Grande parte da dificuldade de se lidar com a “função social do contrato”, está em entender que a lógica foi alterada e que o padrão estruturalista não serve mais para explicar esse novo tipo de direito. Quando a discussão vai parar no judiciário é porque a “função social do contrato” não foi cumprida. Nesse ponto não há mais de se falar especificamente em “função social do contrato”, mas sim em dolo, erro, etc., que é próprio da sanção negativa e da visão estrutural do direito. Isso porque o conceito de função social do contrato é mais presente na prevenção do que na repressão, pois o direito protegido é mais promocional do que punitivo.

Essas normas são próprias do Direito da pós-modernidade, como bem aponta Bobbio. Elas privilegiam o que se costumou chamar de “Estado de bem estar social”, em que há uma grande proteção da sociedade e não apenas do indivíduo.

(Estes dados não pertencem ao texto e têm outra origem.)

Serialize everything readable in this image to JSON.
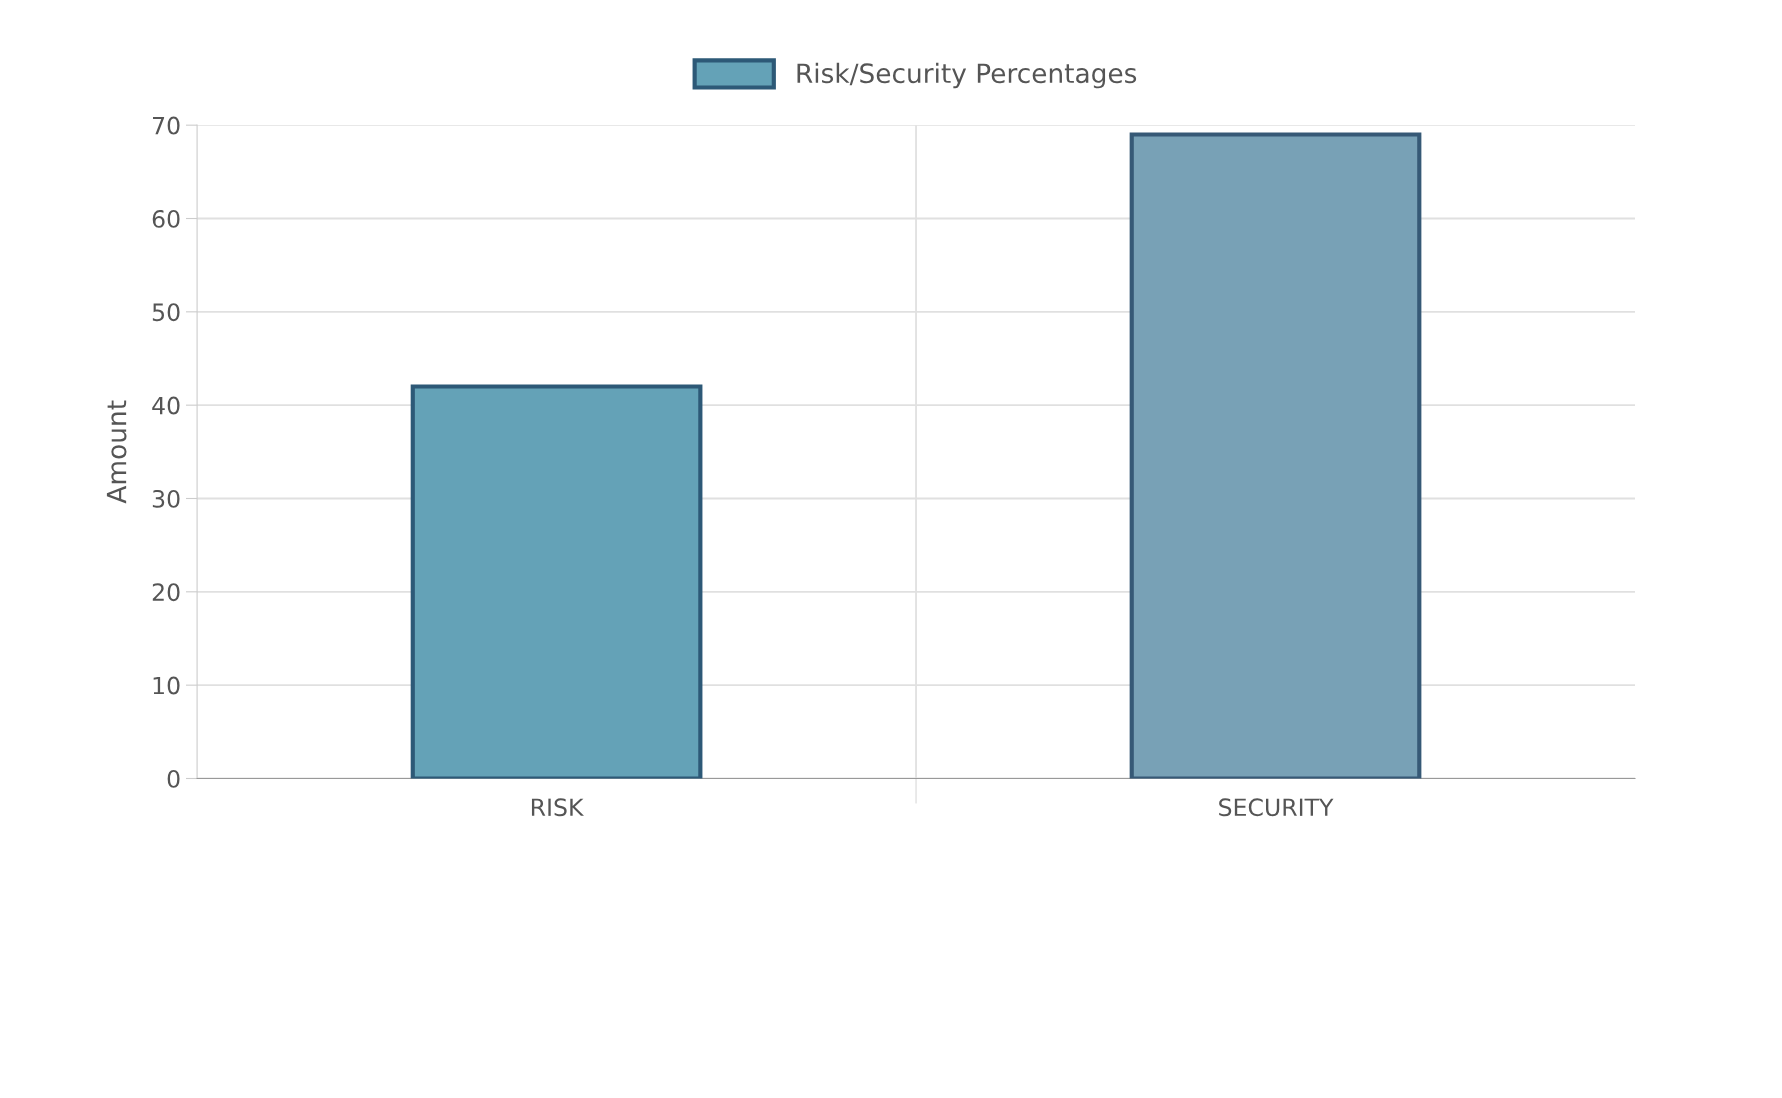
{
  "chart_data": {
    "type": "bar",
    "ylabel": "Amount",
    "categories": [
      "RISK",
      "SECURITY"
    ],
    "series": [
      {
        "name": "Risk/Security Percentages",
        "color": "#64a2b7",
        "colors": [
          "#64a2b7",
          "#78a1b6"
        ],
        "values": [
          42,
          69
        ]
      }
    ],
    "ylim": [
      0,
      70
    ],
    "yticks": [
      0,
      10,
      20,
      30,
      40,
      50,
      60,
      70
    ],
    "grid": true,
    "legend": "top"
  }
}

A Constituição de 1988 busca os valores de um “Estado de bem estar social”, chegando a ser tratada por “constituição cidadã”, devido ao caráter democrático e protetivo e garantidor de direitos. O Código Civil de 2002 buscou incorporar essas alterações e introduzir na sua legislação uma preocupação com a sociedade, enquanto sujeito de direitos. A função social dos contratos é um dos exemplos dessa alteração de mentalidade do legislador, que está sendo má compreendida por muitos intérpretes da norma.

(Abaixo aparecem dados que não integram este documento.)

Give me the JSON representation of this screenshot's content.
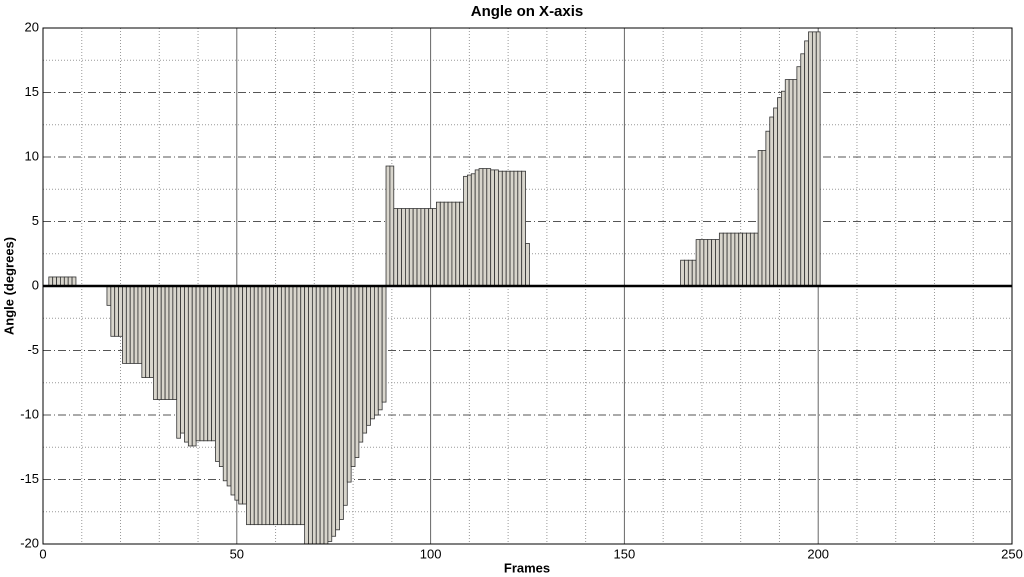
{
  "chart_data": {
    "type": "bar",
    "title": "Angle on X-axis",
    "xlabel": "Frames",
    "ylabel": "Angle (degrees)",
    "color": "#d8d5cc",
    "x": [
      2,
      3,
      4,
      5,
      6,
      7,
      8,
      17,
      18,
      19,
      20,
      21,
      22,
      23,
      24,
      25,
      26,
      27,
      28,
      29,
      30,
      31,
      32,
      33,
      34,
      35,
      36,
      37,
      38,
      39,
      40,
      41,
      42,
      43,
      44,
      45,
      46,
      47,
      48,
      49,
      50,
      51,
      52,
      53,
      54,
      55,
      56,
      57,
      58,
      59,
      60,
      61,
      62,
      63,
      64,
      65,
      66,
      67,
      68,
      69,
      70,
      71,
      72,
      73,
      74,
      75,
      76,
      77,
      78,
      79,
      80,
      81,
      82,
      83,
      84,
      85,
      86,
      87,
      88,
      89,
      90,
      91,
      92,
      93,
      94,
      95,
      96,
      97,
      98,
      99,
      100,
      101,
      102,
      103,
      104,
      105,
      106,
      107,
      108,
      109,
      110,
      111,
      112,
      113,
      114,
      115,
      116,
      117,
      118,
      119,
      120,
      121,
      122,
      123,
      124,
      125,
      165,
      166,
      167,
      168,
      169,
      170,
      171,
      172,
      173,
      174,
      175,
      176,
      177,
      178,
      179,
      180,
      181,
      182,
      183,
      184,
      185,
      186,
      187,
      188,
      189,
      190,
      191,
      192,
      193,
      194,
      195,
      196,
      197,
      198,
      199,
      200
    ],
    "values": [
      0.7,
      0.7,
      0.7,
      0.7,
      0.7,
      0.7,
      0.7,
      -1.5,
      -3.9,
      -3.9,
      -3.9,
      -6,
      -6,
      -6,
      -6,
      -6,
      -7.1,
      -7.1,
      -7.1,
      -8.8,
      -8.8,
      -8.8,
      -8.8,
      -8.8,
      -8.8,
      -11.8,
      -11.4,
      -12.1,
      -12.4,
      -12.4,
      -12,
      -12,
      -12,
      -12,
      -12,
      -13.6,
      -14,
      -15.1,
      -15.5,
      -16.2,
      -16.6,
      -16.9,
      -16.9,
      -18.5,
      -18.5,
      -18.5,
      -18.5,
      -18.5,
      -18.5,
      -18.5,
      -18.5,
      -18.5,
      -18.5,
      -18.5,
      -18.5,
      -18.5,
      -18.5,
      -18.5,
      -20,
      -20,
      -20,
      -20,
      -20,
      -20,
      -19.8,
      -19.4,
      -18.9,
      -18.1,
      -17,
      -15.2,
      -14,
      -13.3,
      -12.1,
      -11.4,
      -10.8,
      -10.3,
      -10,
      -9.6,
      -9,
      9.3,
      9.3,
      6,
      6,
      6,
      6,
      6,
      6,
      6,
      6,
      6,
      6,
      6,
      6.5,
      6.5,
      6.5,
      6.5,
      6.5,
      6.5,
      6.5,
      8.5,
      8.6,
      8.7,
      9,
      9.1,
      9.1,
      9.1,
      9,
      9,
      8.9,
      8.9,
      8.9,
      8.9,
      8.9,
      8.9,
      8.9,
      3.3,
      2,
      2,
      2,
      2,
      3.6,
      3.6,
      3.6,
      3.6,
      3.6,
      3.6,
      4.1,
      4.1,
      4.1,
      4.1,
      4.1,
      4.1,
      4.1,
      4.1,
      4.1,
      4.1,
      10.5,
      10.5,
      12,
      13.1,
      13.8,
      14.6,
      15.1,
      16,
      16,
      16,
      17,
      18,
      19,
      19.7,
      19.7,
      19.7
    ],
    "xlim": [
      0,
      250
    ],
    "xticks": [
      0,
      50,
      100,
      150,
      200,
      250
    ],
    "ylim": [
      -20,
      20
    ],
    "yticks": [
      -20,
      -15,
      -10,
      -5,
      0,
      5,
      10,
      15,
      20
    ],
    "grid": true
  }
}
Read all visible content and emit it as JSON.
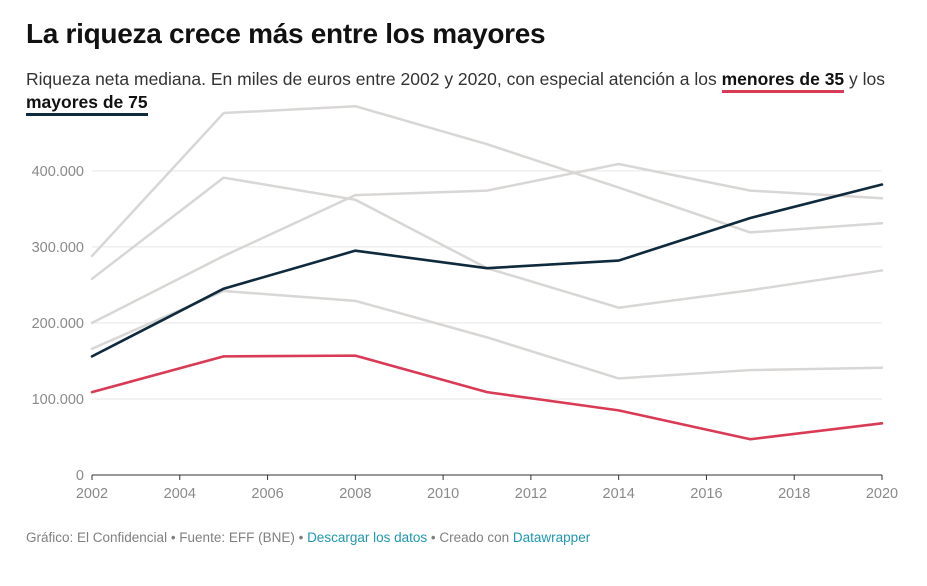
{
  "header": {
    "title": "La riqueza crece más entre los mayores",
    "subtitle_part1": "Riqueza neta mediana. En miles de euros entre 2002 y 2020, con especial atención a los ",
    "subtitle_highlight1": "menores de 35",
    "subtitle_part2": " y los ",
    "subtitle_highlight2": "mayores de 75"
  },
  "colors": {
    "young": "#d93b56",
    "old": "#0f2a3c",
    "other": "#d9d7d5",
    "grid": "#e6e6e6",
    "link": "#1d98b0"
  },
  "chart_data": {
    "type": "line",
    "x": [
      2002,
      2005,
      2008,
      2011,
      2014,
      2017,
      2020
    ],
    "xticks": [
      "2002",
      "2004",
      "2006",
      "2008",
      "2010",
      "2012",
      "2014",
      "2016",
      "2018",
      "2020"
    ],
    "xlim": [
      2002,
      2020
    ],
    "ylim": [
      0,
      480000
    ],
    "yticks": [
      0,
      100000,
      200000,
      300000,
      400000
    ],
    "ytick_labels": [
      "0",
      "100.000",
      "200.000",
      "300.000",
      "400.000"
    ],
    "series": [
      {
        "values": [
          288000,
          476000,
          485000,
          435000,
          378000,
          319000,
          331000
        ],
        "highlight": "other"
      },
      {
        "values": [
          258000,
          391000,
          362000,
          272000,
          220000,
          243000,
          269000
        ],
        "highlight": "other"
      },
      {
        "values": [
          200000,
          288000,
          368000,
          374000,
          409000,
          374000,
          364000
        ],
        "highlight": "other"
      },
      {
        "values": [
          166000,
          242000,
          229000,
          181000,
          127000,
          138000,
          141000
        ],
        "highlight": "other"
      },
      {
        "name": "mayores de 75",
        "values": [
          156000,
          245000,
          295000,
          272000,
          282000,
          338000,
          382000
        ],
        "highlight": "old"
      },
      {
        "name": "menores de 35",
        "values": [
          109000,
          156000,
          157000,
          109000,
          85000,
          47000,
          68000
        ],
        "highlight": "young"
      }
    ]
  },
  "footer": {
    "text1": "Gráfico: El Confidencial • Fuente: EFF (BNE) • ",
    "link1": "Descargar los datos",
    "text2": " • Creado con ",
    "link2": "Datawrapper"
  }
}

6.2.             Bem comum orientando o Direito

O bem comum é um ideal que remonta à Grécia Antiga e que foi muito bem tratado por Aristóteles. Buscava-se com a noção de bem comum trazer o bem para a sociedade, que não é um bem individual, mas de um todo. Eduardo Santos sobre a função social do contrato e o bem comum, diz:

A função social do contrato deve ser entendida a partir de dois elementos. Em    primeiro lugar, nos contratos deve ser observado o princípio do equilíbrio   contratual...O segundo elemento é o atendimento ao bens comum, aos interesses sociais[66].

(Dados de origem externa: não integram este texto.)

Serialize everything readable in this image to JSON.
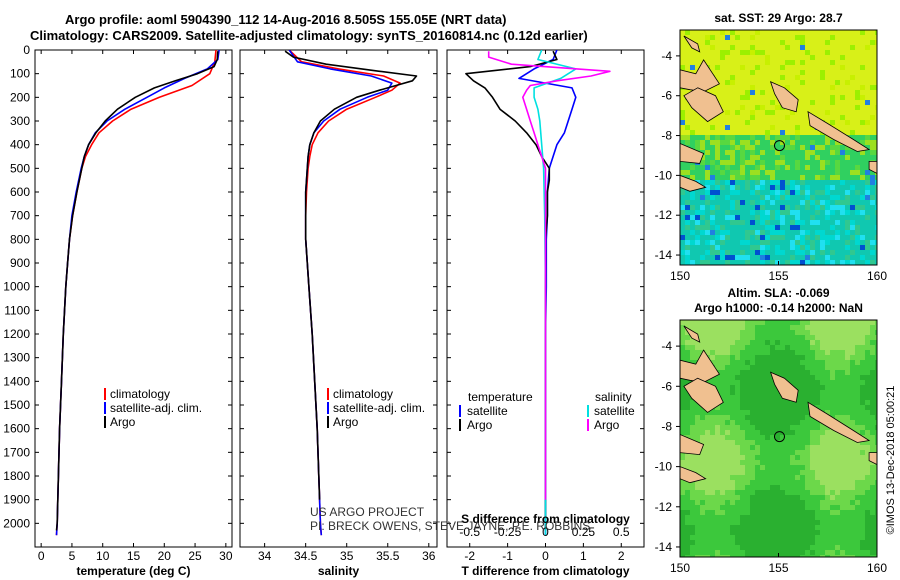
{
  "title": {
    "line1": "Argo profile: aoml 5904390_112 14-Aug-2016 8.505S 155.05E (NRT data)",
    "line2": "Climatology: CARS2009. Satellite-adjusted climatology: synTS_20160814.nc (0.12d earlier)"
  },
  "colors": {
    "climatology": "#ff0000",
    "satellite": "#0000ff",
    "argo": "#000000",
    "sat_salinity": "#00e0e0",
    "argo_salinity": "#ff00ff",
    "land": "#f0c090"
  },
  "chart_data": [
    {
      "type": "line",
      "id": "temperature",
      "xlabel": "temperature (deg C)",
      "xlim": [
        -1,
        31
      ],
      "ylim": [
        2100,
        0
      ],
      "xticks": [
        0,
        5,
        10,
        15,
        20,
        25,
        30
      ],
      "yticks": [
        0,
        100,
        200,
        300,
        400,
        500,
        600,
        700,
        800,
        900,
        1000,
        1100,
        1200,
        1300,
        1400,
        1500,
        1600,
        1700,
        1800,
        1900,
        2000
      ],
      "legend": [
        "climatology",
        "satellite-adj. clim.",
        "Argo"
      ],
      "series": [
        {
          "name": "climatology",
          "depth": [
            0,
            50,
            100,
            150,
            200,
            250,
            300,
            350,
            400,
            450,
            500,
            600,
            700,
            800,
            900,
            1000,
            1200,
            1400,
            1600,
            1800,
            2000,
            2050
          ],
          "value": [
            28.4,
            28.2,
            27.4,
            24.5,
            19.2,
            14.6,
            11.6,
            9.4,
            8.2,
            7.2,
            6.6,
            5.8,
            5.1,
            4.6,
            4.3,
            4.0,
            3.6,
            3.3,
            3.0,
            2.8,
            2.6,
            2.5
          ]
        },
        {
          "name": "satellite-adj. clim.",
          "depth": [
            0,
            40,
            80,
            120,
            160,
            200,
            250,
            300,
            350,
            400,
            450,
            500,
            600,
            700,
            800,
            900,
            1000,
            1200,
            1400,
            1600,
            1800,
            2000,
            2050
          ],
          "value": [
            28.9,
            28.7,
            27.0,
            23.3,
            20.0,
            17.2,
            13.6,
            10.7,
            8.8,
            7.7,
            7.0,
            6.5,
            5.7,
            5.0,
            4.6,
            4.3,
            4.0,
            3.6,
            3.3,
            3.0,
            2.8,
            2.6,
            2.5
          ]
        },
        {
          "name": "Argo",
          "depth": [
            5,
            40,
            70,
            100,
            130,
            160,
            200,
            250,
            300,
            350,
            400,
            450,
            500,
            600,
            700,
            800,
            900,
            1000,
            1200,
            1400,
            1600,
            1800,
            2000,
            2030
          ],
          "value": [
            28.7,
            28.6,
            28.1,
            25.4,
            21.8,
            18.4,
            15.3,
            12.4,
            10.4,
            8.9,
            7.7,
            7.0,
            6.6,
            5.8,
            5.1,
            4.6,
            4.3,
            4.0,
            3.6,
            3.3,
            3.0,
            2.8,
            2.6,
            2.5
          ]
        }
      ]
    },
    {
      "type": "line",
      "id": "salinity",
      "xlabel": "salinity",
      "xlim": [
        33.7,
        36.1
      ],
      "ylim": [
        2100,
        0
      ],
      "xticks": [
        34,
        34.5,
        35,
        35.5,
        36
      ],
      "legend": [
        "climatology",
        "satellite-adj. clim.",
        "Argo"
      ],
      "series": [
        {
          "name": "climatology",
          "depth": [
            0,
            50,
            80,
            110,
            140,
            170,
            200,
            250,
            300,
            350,
            400,
            450,
            500,
            600,
            700,
            800,
            900,
            1000,
            1200,
            1400,
            1600,
            1800,
            2000,
            2050
          ],
          "value": [
            34.3,
            34.45,
            34.9,
            35.45,
            35.65,
            35.55,
            35.35,
            35.0,
            34.78,
            34.65,
            34.58,
            34.55,
            34.53,
            34.51,
            34.5,
            34.5,
            34.52,
            34.54,
            34.58,
            34.61,
            34.64,
            34.66,
            34.68,
            34.69
          ]
        },
        {
          "name": "satellite-adj. clim.",
          "depth": [
            0,
            50,
            80,
            110,
            140,
            170,
            200,
            250,
            300,
            350,
            400,
            450,
            500,
            600,
            700,
            800,
            900,
            1000,
            1200,
            1400,
            1600,
            1800,
            2000,
            2050
          ],
          "value": [
            34.3,
            34.4,
            34.8,
            35.3,
            35.55,
            35.5,
            35.25,
            34.92,
            34.72,
            34.6,
            34.55,
            34.53,
            34.52,
            34.5,
            34.5,
            34.5,
            34.52,
            34.54,
            34.58,
            34.61,
            34.64,
            34.66,
            34.68,
            34.69
          ]
        },
        {
          "name": "Argo",
          "depth": [
            5,
            30,
            60,
            90,
            110,
            130,
            150,
            170,
            200,
            250,
            300,
            350,
            400,
            450,
            500,
            600,
            700,
            800,
            900,
            1000,
            1200,
            1400,
            1600,
            1800,
            1900
          ],
          "value": [
            34.25,
            34.35,
            34.75,
            35.4,
            35.85,
            35.8,
            35.6,
            35.4,
            35.12,
            34.85,
            34.68,
            34.6,
            34.55,
            34.53,
            34.52,
            34.5,
            34.5,
            34.5,
            34.52,
            34.54,
            34.58,
            34.61,
            34.64,
            34.66,
            34.67
          ]
        }
      ]
    },
    {
      "type": "line",
      "id": "difference",
      "xlabel": "T difference from climatology",
      "xlabel_top": "S difference from climatology",
      "xlim": [
        -2.6,
        2.6
      ],
      "ylim": [
        2100,
        0
      ],
      "xticks": [
        -2,
        -1,
        0,
        1,
        2
      ],
      "xticks_top_labels": [
        "-0.5",
        "-0.25",
        "0",
        "0.25",
        "0.5"
      ],
      "legend_left_title": "temperature",
      "legend_right_title": "salinity",
      "legend_left": [
        "satellite",
        "Argo"
      ],
      "legend_right": [
        "satellite",
        "Argo"
      ],
      "series": [
        {
          "name": "temperature satellite",
          "depth": [
            0,
            40,
            80,
            120,
            160,
            200,
            250,
            300,
            350,
            400,
            450,
            500,
            600,
            700,
            800,
            1000,
            1200,
            1500,
            2000,
            2050
          ],
          "value": [
            0.3,
            0.2,
            -0.3,
            -0.7,
            0.7,
            0.8,
            0.7,
            0.6,
            0.5,
            0.3,
            0.2,
            0.1,
            0.05,
            0.05,
            0.02,
            0.02,
            0.0,
            0.0,
            0.0,
            0.0
          ]
        },
        {
          "name": "temperature Argo",
          "depth": [
            5,
            40,
            70,
            100,
            130,
            160,
            200,
            250,
            300,
            350,
            400,
            450,
            500,
            550,
            600,
            700,
            800,
            1000,
            1200,
            1500,
            1800,
            2000,
            2030
          ],
          "value": [
            0.2,
            0.3,
            -0.4,
            -2.1,
            -1.9,
            -1.6,
            -1.4,
            -1.2,
            -0.8,
            -0.5,
            -0.25,
            -0.1,
            0.1,
            0.1,
            0.05,
            0.05,
            0.0,
            0.0,
            0.0,
            0.0,
            0.0,
            0.0,
            0.0
          ]
        },
        {
          "name": "salinity satellite",
          "depth": [
            0,
            40,
            80,
            120,
            160,
            200,
            250,
            300,
            400,
            500,
            700,
            1000,
            1500,
            2000,
            2050
          ],
          "value": [
            -0.1,
            -0.2,
            0.8,
            0.4,
            -0.3,
            -0.3,
            -0.2,
            -0.15,
            -0.1,
            -0.05,
            -0.02,
            0.0,
            0.0,
            0.0,
            0.0
          ]
        },
        {
          "name": "salinity Argo",
          "depth": [
            5,
            30,
            60,
            90,
            110,
            130,
            150,
            170,
            200,
            250,
            300,
            350,
            400,
            450,
            500,
            600,
            800,
            1000,
            1500,
            1900
          ],
          "value": [
            -1.5,
            -1.5,
            -0.9,
            1.7,
            1.2,
            0.3,
            -0.4,
            -0.5,
            -0.6,
            -0.5,
            -0.4,
            -0.3,
            -0.2,
            -0.1,
            0.0,
            0.0,
            0.0,
            0.0,
            0.0,
            0.0
          ]
        }
      ]
    },
    {
      "type": "heatmap",
      "id": "sst_map",
      "title": "sat. SST: 29 Argo: 28.7",
      "xlim": [
        150,
        160
      ],
      "ylim": [
        -14.5,
        -2.7
      ],
      "xticks": [
        150,
        155,
        160
      ],
      "yticks": [
        -4,
        -6,
        -8,
        -10,
        -12,
        -14
      ],
      "marker": [
        155.05,
        -8.505
      ]
    },
    {
      "type": "heatmap",
      "id": "sla_map",
      "title": "Altim. SLA: -0.069",
      "subtitle": "Argo h1000: -0.14 h2000: NaN",
      "xlim": [
        150,
        160
      ],
      "ylim": [
        -14.5,
        -2.7
      ],
      "xticks": [
        150,
        155,
        160
      ],
      "yticks": [
        -4,
        -6,
        -8,
        -10,
        -12,
        -14
      ],
      "marker": [
        155.05,
        -8.505
      ]
    }
  ],
  "credits": {
    "line1": "US ARGO PROJECT",
    "line2": "PI: BRECK OWENS, STEVE JAYNE, P.E. ROBBINS"
  },
  "watermark": "©IMOS 13-Dec-2018 05:00:21"
}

O Direito sempre teve como um dos seus principais pontos, propiciar o bem comum da sociedade, ao mesmo tempo, que assegurava os interesses individuais. Essa equação entre o individual e o coletivo sempre foi difícil para equacionar, uma vez que um não podia suplantar o outro a ponto de um deles desaparecer. Um pouco dessa problemática está presente na discussão entre Direito público e privado.

Hoje o bem comum está associado aos direitos humanos, ou seja, aqueles direitos que garantem de algum modo uma melhora da qualidade da vida humana, propiciando a dignidade da pessoa humana. O bem comum também está presente no Direito público, e começa a ganhar importância no Direito privado, como é o caso do Direito Civil.

Os contratos que eram permeados eminentemente pelos padrões individualistas, passam também a ser pautados pelos padrões e valores da coletividade. O contrato interessa não só as partes, mas a toda a sociedade uma vez que há contratos por todos os lados e esses geram efeitos para todos. Assim não se pode pautar pelo bem do indivíduo somente, mas sim por um bem comum. Como aponta André Soares Hentz:

O que importa hoje não é mais a exigência pura e simples do cumprimento das cláusulas contratuais, pois o Estado interventor obriga que as relações sejam pautadas pela confiança, lealdade, boa-fé, não onerosidade excessiva, sem abuso de direito da parte mais forte economicamente a mais vulnerável. Várias são as possibilidades encontradas para o contratante prejudicado buscar a proteção de seus direitos enquanto pessoa, não apenas nos caso de vício de vontade e consentimento. Para que um contrato faça jus a tutela do Direito necessário sua destinação social. Dessa forma, o contrato, além de desempenhar a função de propiciar a circulação de riquezas – função econômica, possui uma função social[67].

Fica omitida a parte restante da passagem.